Follow-up: How does posix_fadvise() allow applications to influence page cache behavior, and when would you use it?Follow-up Answer:
posix_fadvise() lets applications give hints to the kernel about their access patterns. POSIX_FADV_SEQUENTIAL tells the kernel to increase read-ahead (prefetch more pages ahead of the current read position). POSIX_FADV_RANDOM disables read-ahead, which is better for random-access patterns like database index lookups. POSIX_FADV_WILLNEED asks the kernel to prefetch the specified range into cache (asynchronous read-ahead). POSIX_FADV_DONTNEED tells the kernel that the specified range is no longer needed and can be evicted from cache. I would use DONTNEED after processing a large file in a streaming fashion (like log processing) to avoid polluting the cache with data that will never be re-read. I would use WILLNEED before a database knows it will need specific pages for an upcoming query.

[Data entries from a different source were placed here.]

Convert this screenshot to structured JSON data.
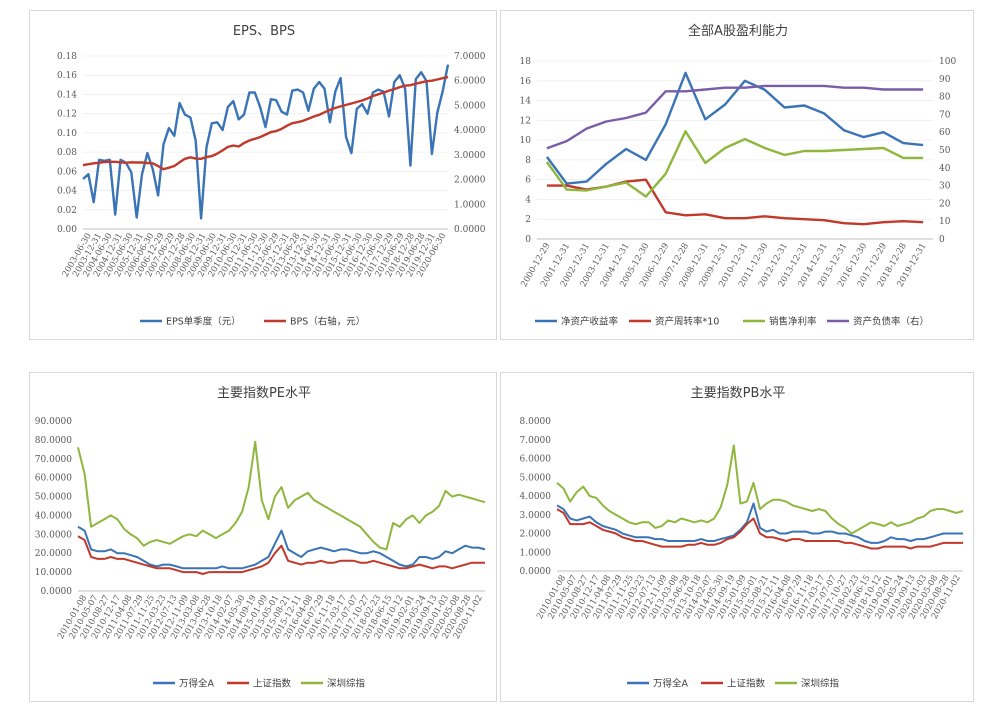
{
  "chart_data": [
    {
      "id": "eps_bps",
      "type": "line",
      "title": "EPS、BPS",
      "y_left": {
        "min": 0,
        "max": 0.18,
        "step": 0.02,
        "ticks": [
          "0.00",
          "0.02",
          "0.04",
          "0.06",
          "0.08",
          "0.10",
          "0.12",
          "0.14",
          "0.16",
          "0.18"
        ]
      },
      "y_right": {
        "min": 0,
        "max": 7,
        "step": 1,
        "ticks": [
          "0.0000",
          "1.0000",
          "2.0000",
          "3.0000",
          "4.0000",
          "5.0000",
          "6.0000",
          "7.0000"
        ]
      },
      "x_labels": [
        "2003-06-30",
        "2003-12-31",
        "2004-06-30",
        "2004-12-31",
        "2005-06-30",
        "2005-12-31",
        "2006-06-30",
        "2006-12-29",
        "2007-06-29",
        "2007-12-28",
        "2008-06-30",
        "2008-12-31",
        "2009-06-30",
        "2009-12-31",
        "2010-06-30",
        "2010-12-31",
        "2011-06-30",
        "2011-12-30",
        "2012-06-29",
        "2012-12-31",
        "2013-06-28",
        "2013-12-31",
        "2014-06-30",
        "2014-12-31",
        "2015-06-30",
        "2015-12-31",
        "2016-06-30",
        "2016-12-30",
        "2017-06-30",
        "2017-12-29",
        "2018-06-29",
        "2018-12-28",
        "2019-06-28",
        "2019-12-31",
        "2020-06-30"
      ],
      "series": [
        {
          "name": "EPS单季度（元）",
          "axis": "left",
          "color": "#3a74b6",
          "values": [
            0.052,
            0.057,
            0.028,
            0.072,
            0.071,
            0.072,
            0.015,
            0.072,
            0.069,
            0.059,
            0.012,
            0.057,
            0.079,
            0.062,
            0.035,
            0.088,
            0.105,
            0.097,
            0.131,
            0.119,
            0.116,
            0.092,
            0.011,
            0.085,
            0.11,
            0.111,
            0.103,
            0.127,
            0.133,
            0.114,
            0.119,
            0.142,
            0.142,
            0.127,
            0.106,
            0.135,
            0.134,
            0.122,
            0.119,
            0.144,
            0.145,
            0.142,
            0.123,
            0.146,
            0.153,
            0.146,
            0.111,
            0.143,
            0.157,
            0.096,
            0.079,
            0.125,
            0.13,
            0.12,
            0.142,
            0.145,
            0.143,
            0.117,
            0.153,
            0.16,
            0.146,
            0.066,
            0.156,
            0.163,
            0.154,
            0.078,
            0.121,
            0.143,
            0.171
          ]
        },
        {
          "name": "BPS（右轴，元）",
          "axis": "right",
          "color": "#c0392b",
          "values": [
            2.58,
            2.62,
            2.66,
            2.68,
            2.71,
            2.72,
            2.72,
            2.7,
            2.68,
            2.7,
            2.69,
            2.69,
            2.67,
            2.66,
            2.55,
            2.42,
            2.48,
            2.55,
            2.7,
            2.84,
            2.9,
            2.85,
            2.84,
            2.91,
            2.95,
            3.05,
            3.18,
            3.32,
            3.38,
            3.34,
            3.48,
            3.58,
            3.65,
            3.72,
            3.82,
            3.92,
            3.96,
            4.05,
            4.18,
            4.28,
            4.32,
            4.38,
            4.46,
            4.55,
            4.62,
            4.72,
            4.82,
            4.9,
            4.96,
            5.02,
            5.08,
            5.14,
            5.2,
            5.28,
            5.38,
            5.45,
            5.52,
            5.6,
            5.66,
            5.74,
            5.8,
            5.82,
            5.88,
            5.93,
            5.98,
            6.0,
            6.05,
            6.1,
            6.15
          ]
        }
      ],
      "legend": "bottom"
    },
    {
      "id": "profitability",
      "type": "line",
      "title": "全部A股盈利能力",
      "y_left": {
        "min": 0,
        "max": 18,
        "step": 2,
        "ticks": [
          "0",
          "2",
          "4",
          "6",
          "8",
          "10",
          "12",
          "14",
          "16",
          "18"
        ]
      },
      "y_right": {
        "min": 0,
        "max": 100,
        "step": 10,
        "ticks": [
          "0",
          "10",
          "20",
          "30",
          "40",
          "50",
          "60",
          "70",
          "80",
          "90",
          "100"
        ]
      },
      "x_labels": [
        "2000-12-29",
        "2001-12-31",
        "2002-12-31",
        "2003-12-31",
        "2004-12-31",
        "2005-12-30",
        "2006-12-29",
        "2007-12-28",
        "2008-12-31",
        "2009-12-31",
        "2010-12-31",
        "2011-12-30",
        "2012-12-31",
        "2013-12-31",
        "2014-12-31",
        "2015-12-31",
        "2016-12-30",
        "2017-12-29",
        "2018-12-28",
        "2019-12-31"
      ],
      "series": [
        {
          "name": "净资产收益率",
          "axis": "left",
          "color": "#3a74b6",
          "values": [
            8.3,
            5.6,
            5.8,
            7.6,
            9.1,
            8.0,
            11.6,
            16.8,
            12.1,
            13.6,
            16.0,
            15.1,
            13.3,
            13.5,
            12.7,
            11.0,
            10.3,
            10.8,
            9.7,
            9.5
          ]
        },
        {
          "name": "资产周转率*10",
          "axis": "left",
          "color": "#c0392b",
          "values": [
            5.4,
            5.4,
            5.0,
            5.3,
            5.8,
            6.0,
            2.7,
            2.4,
            2.5,
            2.1,
            2.1,
            2.3,
            2.1,
            2.0,
            1.9,
            1.6,
            1.5,
            1.7,
            1.8,
            1.7
          ]
        },
        {
          "name": "销售净利率",
          "axis": "left",
          "color": "#8fb73e",
          "values": [
            7.8,
            5.0,
            4.9,
            5.3,
            5.7,
            4.3,
            6.6,
            10.9,
            7.7,
            9.2,
            10.1,
            9.2,
            8.5,
            8.9,
            8.9,
            9.0,
            9.1,
            9.2,
            8.2,
            8.2
          ]
        },
        {
          "name": "资产负债率（右）",
          "axis": "right",
          "color": "#7a5ca8",
          "values": [
            51,
            55,
            62,
            66,
            68,
            71,
            83,
            83,
            84,
            85,
            85,
            86,
            86,
            86,
            86,
            85,
            85,
            84,
            84,
            84
          ]
        }
      ],
      "legend": "bottom"
    },
    {
      "id": "pe",
      "type": "line",
      "title": "主要指数PE水平",
      "y_left": {
        "min": 0,
        "max": 90,
        "step": 10,
        "ticks": [
          "0.0000",
          "10.0000",
          "20.0000",
          "30.0000",
          "40.0000",
          "50.0000",
          "60.0000",
          "70.0000",
          "80.0000",
          "90.0000"
        ]
      },
      "x_labels": [
        "2010-01-08",
        "2010-05-07",
        "2010-08-27",
        "2010-12-17",
        "2011-04-08",
        "2011-07-29",
        "2011-11-25",
        "2012-03-23",
        "2012-07-13",
        "2012-11-09",
        "2013-03-08",
        "2013-06-28",
        "2013-10-18",
        "2014-02-07",
        "2014-05-30",
        "2014-09-19",
        "2015-01-09",
        "2015-05-01",
        "2015-08-21",
        "2015-12-11",
        "2016-04-08",
        "2016-07-29",
        "2016-11-18",
        "2017-03-17",
        "2017-07-07",
        "2017-10-27",
        "2018-02-23",
        "2018-06-15",
        "2018-10-12",
        "2019-02-01",
        "2019-05-24",
        "2019-09-13",
        "2020-01-03",
        "2020-05-08",
        "2020-08-28",
        "2020-11-02"
      ],
      "series": [
        {
          "name": "万得全A",
          "color": "#3a74b6",
          "values": [
            34,
            32,
            22,
            21,
            21,
            22,
            20,
            20,
            19,
            18,
            16,
            14,
            13,
            14,
            14,
            13,
            12,
            12,
            12,
            12,
            12,
            12,
            13,
            12,
            12,
            12,
            13,
            14,
            16,
            18,
            25,
            32,
            22,
            20,
            18,
            21,
            22,
            23,
            22,
            21,
            22,
            22,
            21,
            20,
            20,
            21,
            20,
            18,
            16,
            14,
            13,
            14,
            18,
            18,
            17,
            18,
            21,
            20,
            22,
            24,
            23,
            23,
            22
          ]
        },
        {
          "name": "上证指数",
          "color": "#c0392b",
          "values": [
            29,
            27,
            18,
            17,
            17,
            18,
            17,
            17,
            16,
            15,
            14,
            13,
            12,
            12,
            12,
            11,
            10,
            10,
            10,
            9,
            10,
            10,
            10,
            10,
            10,
            10,
            11,
            12,
            13,
            15,
            20,
            24,
            16,
            15,
            14,
            15,
            15,
            16,
            15,
            15,
            16,
            16,
            16,
            15,
            15,
            16,
            15,
            14,
            13,
            12,
            12,
            13,
            14,
            13,
            12,
            13,
            13,
            12,
            13,
            14,
            15,
            15,
            15
          ]
        },
        {
          "name": "深圳综指",
          "color": "#8fb73e",
          "values": [
            76,
            62,
            34,
            36,
            38,
            40,
            38,
            33,
            30,
            28,
            24,
            26,
            27,
            26,
            25,
            27,
            29,
            30,
            29,
            32,
            30,
            28,
            30,
            32,
            36,
            42,
            55,
            79,
            48,
            38,
            50,
            55,
            44,
            48,
            50,
            52,
            48,
            46,
            44,
            42,
            40,
            38,
            36,
            34,
            30,
            26,
            23,
            22,
            36,
            34,
            38,
            40,
            36,
            40,
            42,
            45,
            53,
            50,
            51,
            50,
            49,
            48,
            47
          ]
        }
      ],
      "legend": "bottom"
    },
    {
      "id": "pb",
      "type": "line",
      "title": "主要指数PB水平",
      "y_left": {
        "min": 0,
        "max": 8,
        "step": 1,
        "ticks": [
          "0.0000",
          "1.0000",
          "2.0000",
          "3.0000",
          "4.0000",
          "5.0000",
          "6.0000",
          "7.0000",
          "8.0000"
        ]
      },
      "x_labels": [
        "2010-01-08",
        "2010-05-07",
        "2010-08-27",
        "2010-12-17",
        "2011-04-08",
        "2011-07-29",
        "2011-11-25",
        "2012-03-23",
        "2012-07-13",
        "2012-11-09",
        "2013-03-08",
        "2013-06-28",
        "2013-10-18",
        "2014-02-07",
        "2014-05-30",
        "2014-09-19",
        "2015-01-09",
        "2015-05-01",
        "2015-08-21",
        "2015-12-11",
        "2016-04-08",
        "2016-07-29",
        "2016-11-18",
        "2017-03-17",
        "2017-07-07",
        "2017-10-27",
        "2018-02-23",
        "2018-06-15",
        "2018-10-12",
        "2019-02-01",
        "2019-05-24",
        "2019-09-13",
        "2020-01-03",
        "2020-05-08",
        "2020-08-28",
        "2020-11-02"
      ],
      "series": [
        {
          "name": "万得全A",
          "color": "#3a74b6",
          "values": [
            3.5,
            3.3,
            2.8,
            2.7,
            2.8,
            2.9,
            2.6,
            2.4,
            2.3,
            2.2,
            2.0,
            1.9,
            1.8,
            1.8,
            1.8,
            1.7,
            1.7,
            1.6,
            1.6,
            1.6,
            1.6,
            1.6,
            1.7,
            1.6,
            1.6,
            1.7,
            1.8,
            1.9,
            2.2,
            2.6,
            3.6,
            2.3,
            2.1,
            2.2,
            2.0,
            2.0,
            2.1,
            2.1,
            2.1,
            2.0,
            2.0,
            2.1,
            2.1,
            2.0,
            2.0,
            1.9,
            1.8,
            1.6,
            1.5,
            1.5,
            1.6,
            1.8,
            1.7,
            1.7,
            1.6,
            1.7,
            1.7,
            1.8,
            1.9,
            2.0,
            2.0,
            2.0,
            2.0
          ]
        },
        {
          "name": "上证指数",
          "color": "#c0392b",
          "values": [
            3.3,
            3.1,
            2.5,
            2.5,
            2.5,
            2.6,
            2.4,
            2.2,
            2.1,
            2.0,
            1.8,
            1.7,
            1.6,
            1.6,
            1.5,
            1.4,
            1.3,
            1.3,
            1.3,
            1.3,
            1.4,
            1.4,
            1.5,
            1.4,
            1.4,
            1.5,
            1.7,
            1.8,
            2.1,
            2.5,
            2.8,
            2.0,
            1.8,
            1.8,
            1.7,
            1.6,
            1.7,
            1.7,
            1.6,
            1.6,
            1.6,
            1.6,
            1.6,
            1.6,
            1.5,
            1.5,
            1.4,
            1.3,
            1.2,
            1.2,
            1.3,
            1.3,
            1.3,
            1.3,
            1.2,
            1.3,
            1.3,
            1.3,
            1.4,
            1.5,
            1.5,
            1.5,
            1.5
          ]
        },
        {
          "name": "深圳综指",
          "color": "#8fb73e",
          "values": [
            4.7,
            4.4,
            3.7,
            4.2,
            4.5,
            4.0,
            3.9,
            3.5,
            3.2,
            3.0,
            2.8,
            2.6,
            2.5,
            2.6,
            2.6,
            2.3,
            2.4,
            2.7,
            2.6,
            2.8,
            2.7,
            2.6,
            2.7,
            2.6,
            2.8,
            3.4,
            4.6,
            6.7,
            3.6,
            3.7,
            4.7,
            3.3,
            3.6,
            3.8,
            3.8,
            3.7,
            3.5,
            3.4,
            3.3,
            3.2,
            3.3,
            3.2,
            2.8,
            2.5,
            2.3,
            2.0,
            2.2,
            2.4,
            2.6,
            2.5,
            2.4,
            2.6,
            2.4,
            2.5,
            2.6,
            2.8,
            2.9,
            3.2,
            3.3,
            3.3,
            3.2,
            3.1,
            3.2
          ]
        }
      ],
      "legend": "bottom"
    }
  ]
}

Compare ext4 and XFS for a write-heavy workload with many small files. What are the internal architectural differences that affect performance?
Strong Answer:
For write-heavy workloads with many small files, XFS generally outperforms ext4 due to fundamental architectural differences in allocation and journaling.
ext4 uses a bitmap-based block allocator: it searches free space bitmaps for available blocks. For many small files, this creates contention on the bitmap locks and can lead to fragmentation as the allocator struggles to find contiguous free space among many small allocations. ext4’s journaling (jbd2) writes metadata changes to a journal before committing them to their final locations, and the journal is a single sequential log shared by all operations.
XFS uses B+ tree-based allocation groups. The filesystem is divided into independent allocation groups (AGs), each with its own B+ trees for free space, inodes, and extents. This parallelism means multiple threads can allocate blocks in different AGs simultaneously without contending on a single lock. XFS also uses delayed allocation aggressively: it defers block allocation until writeback time, which allows the allocator to make better decisions about contiguity.
For journaling, XFS uses delayed logging: metadata changes are accumulated in memory and flushed in batches, reducing journal I/O. ext4’s jbd2 commits more frequently by default (every 5 seconds).
The practical impact: on a server creating millions of small files per day, XFS’s allocation group parallelism and B+ tree-based free space tracking significantly reduce lock contention and provide more predictable latency. ext4 is better for simpler workloads and has wider tooling support (fsck is more mature).
Follow-up: How does the VFS abstraction layer allow both filesystems to coexist, and what is the performance cost of that abstraction?Follow-up Answer:
VFS defines a set of operation tables (super_operations, inode_operations, file_operations, address_space_operations) that each filesystem implements. When user space calls write(), VFS dispatches through file->f_op->write_iter() which is a function pointer set by the filesystem during open(). This is a single indirect function call overhead — roughly 1-2 nanoseconds on modern CPUs. Given that the actual I/O work takes microseconds to milliseconds, the VFS abstraction cost is negligible (less than 0.01% of total I/O time). The real benefit is enormous: applications, system calls, and kernel subsystems (page cache, memory mapping) work identically regardless of the underlying filesystem. This is why you can switch from ext4 to XFS by simply reformatting and remounting without changing any application code.